Mladic Trial Probes Ballistics of 1994 Markale Attack
|Publisher||Institute for War and Peace Reporting|
|Publication Date||9 February 2013|
|Citation / Document Symbol||TRI Issue 775|
|Cite as||Institute for War and Peace Reporting, Mladic Trial Probes Ballistics of 1994 Markale Attack, 9 February 2013, TRI Issue 775, available at: http://www.refworld.org/docid/511b64842.html [accessed 26 October 2014]|
|Disclaimer||This is not a UNHCR publication. UNHCR is not responsible for, nor does it necessarily endorse, its content. Any views expressed are solely those of the author or publisher and do not necessarily reflect those of UNHCR, the United Nations or its Member States.|
A former ballistics expert with the Sarajevo police appeared at the trial of former Bosnian Serb army chief Ratko Mladic to tell the court about incidents he investigated during the 1992-95 siege of the city.
Mirza Sabljica appeared in court under his own name, but image distortion was provided as a protective measure.
His testimony focused mainly on an attack on the Markale market in central Sarajevo on February 5, 1994, in which 68 civilians died and more than 140 were injured.

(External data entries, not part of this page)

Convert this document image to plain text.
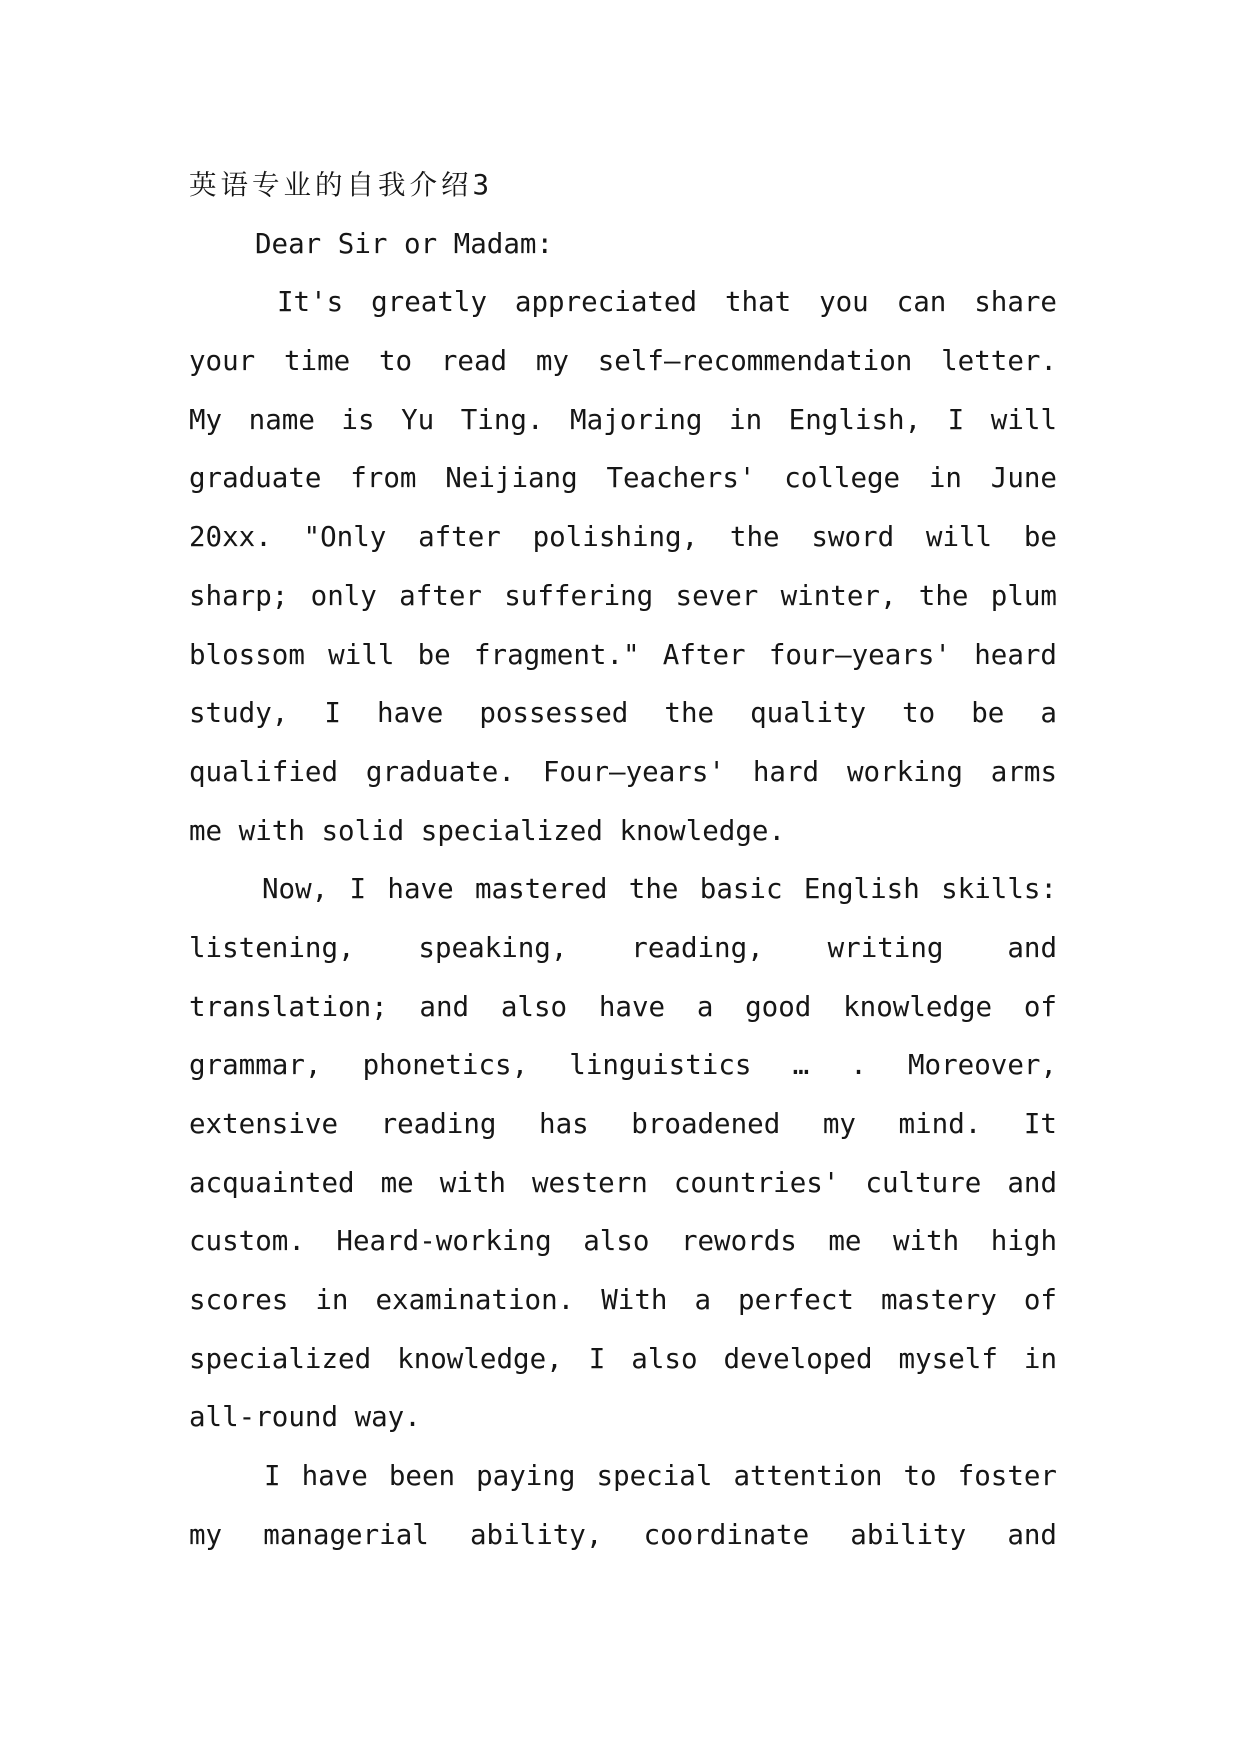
英语专业的自我介绍3
Dear Sir or Madam:
It's greatly appreciated that you can share
your time to read my self—recommendation letter.
My name is Yu Ting. Majoring in English, I will
graduate from Neijiang Teachers' college in June
20xx. "Only after polishing, the sword will be
sharp; only after suffering sever winter, the plum
blossom will be fragment." After four—years' heard
study, I have possessed the quality to be a
qualified graduate. Four—years' hard working arms
me with solid specialized knowledge.
Now, I have mastered the basic English skills:
listening, speaking, reading, writing and
translation; and also have a good knowledge of
grammar, phonetics, linguistics … . Moreover,
extensive reading has broadened my mind. It
acquainted me with western countries' culture and
custom. Heard-working also rewords me with high
scores in examination. With a perfect mastery of
specialized knowledge, I also developed myself in
all-round way.
I have been paying special attention to foster
my managerial ability, coordinate ability and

As wartime head of the Bosnian Serb army, General Mladic is alleged to be responsible for crimes of genocide, persecution, extermination, murder and forcible transfer which "contributed to achieving the objective of the permanent removal of Bosnian Muslims and Bosnian Croats from Bosnian Serb-claimed territory".
The 44-month siege of Sarajevo, which features prominently in the indictment against Mladic, left nearly 12,000 people dead and many more injured.
Sabljica has already testified in several other cases at the Hague tribunal concerning Sarajevo, including the ongoing trial of former Bosnian Serb leader Radovan Karadzic.
In his testimony this week, which coincidentally started exactly on the 19th anniversary of the 1994 Markale massacre, Sabljica told tribunal judges that he had investigated a number of mortar bomb explosions that led to civilian deaths and injuries.
After the 1994 Markale attack, he said, a group of local and international experts studied the shell crater to determine where it was fired from.
"An investigation was carried out almost immediately after the mortar hit, [as soon as] the scene was cleaned of human remains", Sabljica said. "We analysed in detail the traces of shrapnel as it hit the asphalt, the characteristic pattern it had left on the ground."
When Sabljica reached the scene, there were many human remains and other "visible traces of the tragedy still around", he said, explaining that as a first step, "the crime scene was secured by markings I had placed there by myself".
The prosecution showed the court video footage showing instruments at the scene of the mortar bomb impact. Commenting on this, Sabljica said a "trigonometric method was used to determine the direction from which the mortar [bomb] came".
"The mortar had come from the direction of north-northeast, which led us to the conclusion that it came from an area which was under the control of Bosnian Serbs," the witness said.
During cross-examination, Mladic's defence counsel Branko Lukic put it to the witness that the "results of the investigation were subjective and therefore wrong", and that the findings showed a significant bias in favour of "one party".
Lukic asked the witness whether the Bosniak investigation produced the same findings as that of the United Nations peacekeeping force UNPROFOR.
"There were certain differences", Sabljica replied. "But UNPROFOR had confirmed that the mortar came… from a direction where there were [both] Bosnian Army and VRS [Bosnian Serb army] positions."
"It was not possible to use ballistic methods to determine the exact place where the mortar was fired from, or who had fired it," the witness said.
Lukic then asked the witness to comment on two reports from Bosnian police which contained completely different data on the mortar projectile that hit Markale.
"Neither of these reports is a ballistic report", said Sabljica, "therefore they cannot be used as relevant data. They were merely police documents relating to the event as such."
Lukic then turned to an earlier shelling incident, which occurred during a football match in the Sarajevo suburb of Dobrinja in June 1993. He suggested there was a discrepancy between the findings of an international team that investigated the attack, and Sabljica's ballistic report on it.
"Why does the UN report mention two mortar shell craters, and yours only one?" Lukic asked.
"Well... either we were taken some place else, or the UN was," Sabljica replied. "But at the site which we investigated, there was only one crater. And that's how we wrote it down."